IHAP lands are open to walk-in hunting access from Sept. 1 – May 31. Areas are well-posted and will be regularly patrolled by Iowa DNR officers. To date, just a handful of properties are enrolled in the program (about 1,300 acres total) but the IHAP program is quite different from other walk-in hunting programs in two very critical areas: cash and habitat.

A Difference in Habitat
For comparison, Kansas has a fairly robust walk-in program that accounts for hundreds of thousands of acres being made available to hunters. Payment for enrolling 1,000 acres of land in the Kansas WIHA program is about $1,300, paid directly to the landowner. A common criticism of the Kansas walk-in program is that most of the land enrolled in the program is very low-quality habitat. From my experience, some Kansas WIHA property is good but the majority of it simply is not.

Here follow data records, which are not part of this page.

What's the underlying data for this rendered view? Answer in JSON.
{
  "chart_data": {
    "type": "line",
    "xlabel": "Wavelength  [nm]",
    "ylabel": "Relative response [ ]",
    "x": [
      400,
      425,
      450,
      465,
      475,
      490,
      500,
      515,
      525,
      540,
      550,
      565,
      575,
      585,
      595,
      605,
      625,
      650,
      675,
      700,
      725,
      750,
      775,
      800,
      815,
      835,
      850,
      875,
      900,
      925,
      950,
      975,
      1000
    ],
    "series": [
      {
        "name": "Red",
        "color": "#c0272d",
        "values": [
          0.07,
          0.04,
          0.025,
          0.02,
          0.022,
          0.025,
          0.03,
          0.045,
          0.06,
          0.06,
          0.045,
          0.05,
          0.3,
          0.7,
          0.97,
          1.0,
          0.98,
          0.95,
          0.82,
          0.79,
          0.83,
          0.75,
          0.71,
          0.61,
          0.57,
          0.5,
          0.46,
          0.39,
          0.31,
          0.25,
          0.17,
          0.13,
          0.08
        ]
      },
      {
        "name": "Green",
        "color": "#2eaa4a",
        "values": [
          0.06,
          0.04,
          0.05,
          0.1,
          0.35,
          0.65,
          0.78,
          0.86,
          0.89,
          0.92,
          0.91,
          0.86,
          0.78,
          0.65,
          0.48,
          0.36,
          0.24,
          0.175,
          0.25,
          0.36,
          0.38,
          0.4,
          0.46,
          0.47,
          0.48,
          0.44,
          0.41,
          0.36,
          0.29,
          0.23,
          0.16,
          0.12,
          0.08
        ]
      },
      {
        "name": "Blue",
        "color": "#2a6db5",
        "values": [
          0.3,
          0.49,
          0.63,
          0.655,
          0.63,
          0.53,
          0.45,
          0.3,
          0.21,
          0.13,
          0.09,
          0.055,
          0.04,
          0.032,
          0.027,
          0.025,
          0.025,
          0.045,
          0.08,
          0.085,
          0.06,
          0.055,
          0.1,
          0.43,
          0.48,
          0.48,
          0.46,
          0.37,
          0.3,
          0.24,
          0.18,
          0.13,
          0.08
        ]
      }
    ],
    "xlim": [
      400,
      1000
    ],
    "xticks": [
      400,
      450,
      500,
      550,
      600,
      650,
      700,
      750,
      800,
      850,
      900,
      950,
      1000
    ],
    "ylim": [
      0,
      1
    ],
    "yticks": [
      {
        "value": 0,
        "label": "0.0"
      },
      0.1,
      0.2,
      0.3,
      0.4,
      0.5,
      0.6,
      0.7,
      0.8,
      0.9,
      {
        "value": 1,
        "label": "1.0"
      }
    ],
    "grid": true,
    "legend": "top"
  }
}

The Iowa program provides funding for improving wildlife habitat on the landowner’s property. To enroll in the IHAP program, landowners work with the Iowa DNR to create a habitat improvement plan. Contractors are then hired to implement the work and 100 percent of the costs are covered by IHAP funds. Incentive rates are solid — $220/acre for corn or soybean food plots; $650/acre for tree and shrub planting, etc. Landowners do not receive any direct payment unless they happen to be qualified to complete the habitat work.

The end result is public hunting access on private lands that will, in all likelihood, be top-quality habitat.

Will Landowners Buy in?
One drawback I see to this system, however, is a lack of direct financial benefit to the landowner. How many landowners will be willing to open their land to public hunting in exchange for habitat improvement alone? Some certainly will. But many landowners in Iowa are farmers. I can’t imagine they’d be too interested in making their land even more welcoming to crop-eating deer by improving the habitat. But if a program was implemented that provided those farmers a financial incentive to open their lands to hunters, they might be interested.

Lease Locked
Wait … that system does exist. It’s called leasing and the practice is becoming more common place by individual hunters looking for a place to hunt. You certainly can’t fault a landowner for looking to make a little cash off his land, nor can you fault the hunters who are willing to spend money on what they love. But the practice of individual hunters locking up big chunks of ground can certainly make it tough for folks to find good places to hunt and is changing the landscape of hunting across the nation.

It wasn’t so long ago that landowners were willing to grant access to their properties with nothing more than a polite request and a handshake. Today, those landowners are more likely than ever to have leased the hunting rights of their property to just a few individuals. In the past, a 600-acre farm may have supported a dozen hunters over the course of the season. Now, that same piece of land may be leased by two or three hunters alone.

With the growth in leases and limited access to private lands, another problem has emerged: How to manage deer populations effectively?

Biologists can only set regulations designed to effectively control game populations. They can not force participation. With more land being locked up by a minority of hunters on private land (where the bulk of game populations live), the task of managing wildlife numbers is infinitely more difficult.

Iowa’s IHAP program is an attempt to not only improve wildlife habitat and encourage public access, it’s also a program designed to put more hunters on the lands where wildlife populations can grow out of control.

Iowa’s IHAP program is undoubtedly a welcome new system that’s helping create more public access in Iowa. But just how well will a habitat-for-access system work? Only time will tell.